I quickly pulled it free, went into the house with blood running through my fingers and trickling down the inside of my shirt, and sought the emergency assistance of the family friend carpenter. He took one look and said, in a good Yorkshire accent, ‘It’s nowt’. Despite my injury I went back to cutting the spindles, but now with a much safer hacksaw.

When Amanda came home I recounted the story and then asked her to clean the wound. She listened intently to one of my usual hypochondriac tales but on seeing the wound promptly passed out!

It was then with some trepidation that I decided to christen my new angle grinder which I purchased on Monday from AKI in Lugo, and tackle the steel tubed milking stalls.

Now no more

This time I was correctly attired for one of the most fearsome bits of DIY kit; non-slip boots, hard-hat with visor, thick gloves, and my increasingly filthy overalls. I had even read the manual. My new ‘toy’ made short work of the substantial steels and after a few cuts I was quite enjoying myself with sparks flying everywhere and metal being cut like a knife through butter.

Enjoying myself until I realised that I had set myself on fire. I patted the fire out to find that my jumper had melted onto the t-shirt underneath.

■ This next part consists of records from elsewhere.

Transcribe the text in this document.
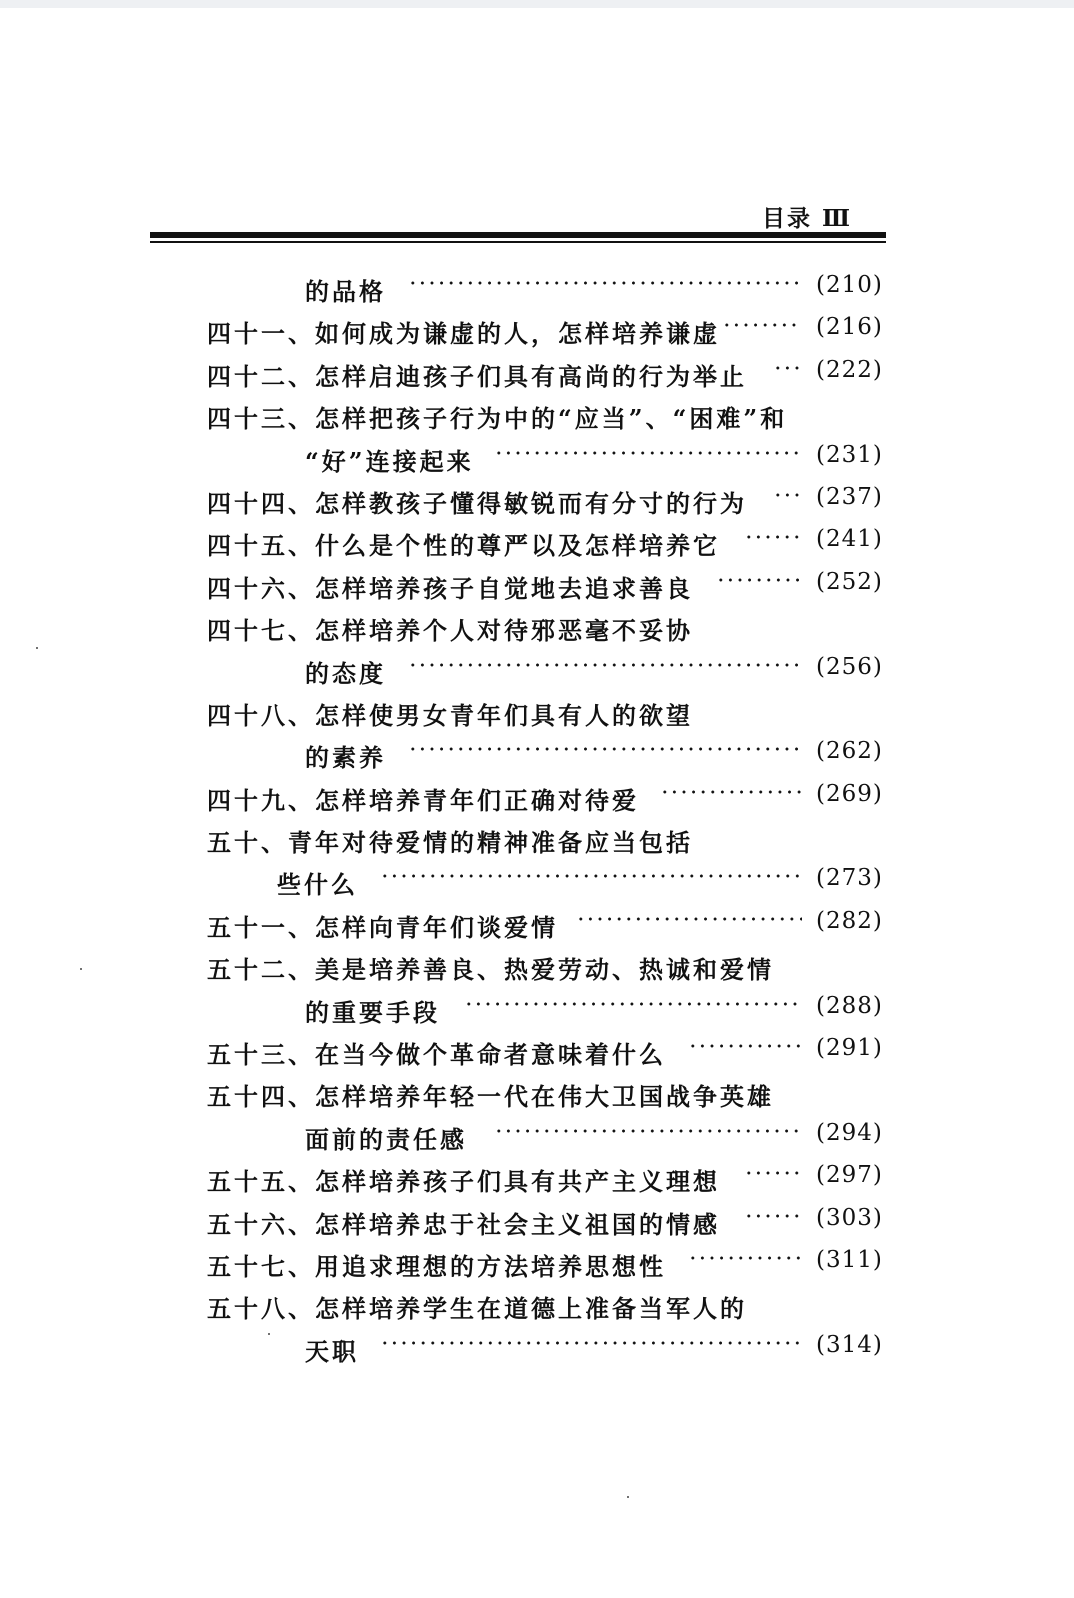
目录 Ⅲ
的品格	(210)
四十一、如何成为谦虚的人，怎样培养谦虚	(216)
四十二、怎样启迪孩子们具有高尚的行为举止	(222)
四十三、怎样把孩子行为中的“应当”、“困难”和
“好”连接起来	(231)
四十四、怎样教孩子懂得敏锐而有分寸的行为	(237)
四十五、什么是个性的尊严以及怎样培养它	(241)
四十六、怎样培养孩子自觉地去追求善良	(252)
四十七、怎样培养个人对待邪恶毫不妥协
的态度	(256)
四十八、怎样使男女青年们具有人的欲望
的素养	(262)
四十九、怎样培养青年们正确对待爱	(269)
五十、青年对待爱情的精神准备应当包括
些什么	(273)
五十一、怎样向青年们谈爱情	(282)
五十二、美是培养善良、热爱劳动、热诚和爱情
的重要手段	(288)
五十三、在当今做个革命者意味着什么	(291)
五十四、怎样培养年轻一代在伟大卫国战争英雄
面前的责任感	(294)
五十五、怎样培养孩子们具有共产主义理想	(297)
五十六、怎样培养忠于社会主义祖国的情感	(303)
五十七、用追求理想的方法培养思想性	(311)
五十八、怎样培养学生在道德上准备当军人的
天职	(314)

I quickly disrobed. ‘Made from Recycled Plastic Bottles’ read the label, a Christmas present a few years ago from Mother…thanks Mum.

I’ll put my wardrobe malfunction down to tiredness.

Last night there was a massive domestic argument in the house next door. It was the kind of argument that you’d expect to end in a blood curdling scream as one of the protagonists sinks a knife into the other.  At about 1am I was awoken from a deep sleep and with the noise thought someone was inside Casa Ramon. My bedroom is three rooms removed from the party wall, but I could hear them as plain as day as they yelled at one another and seemingly reorganised all the furniture in every room in the house.

It went on for about half an hour and then stopped suddenly. At 5pm the following day all the flat shutters are still down, perhaps they both had a knife and lunged at the same time? I just wish I understood more Spanish, I’m sure it would have been a great listen.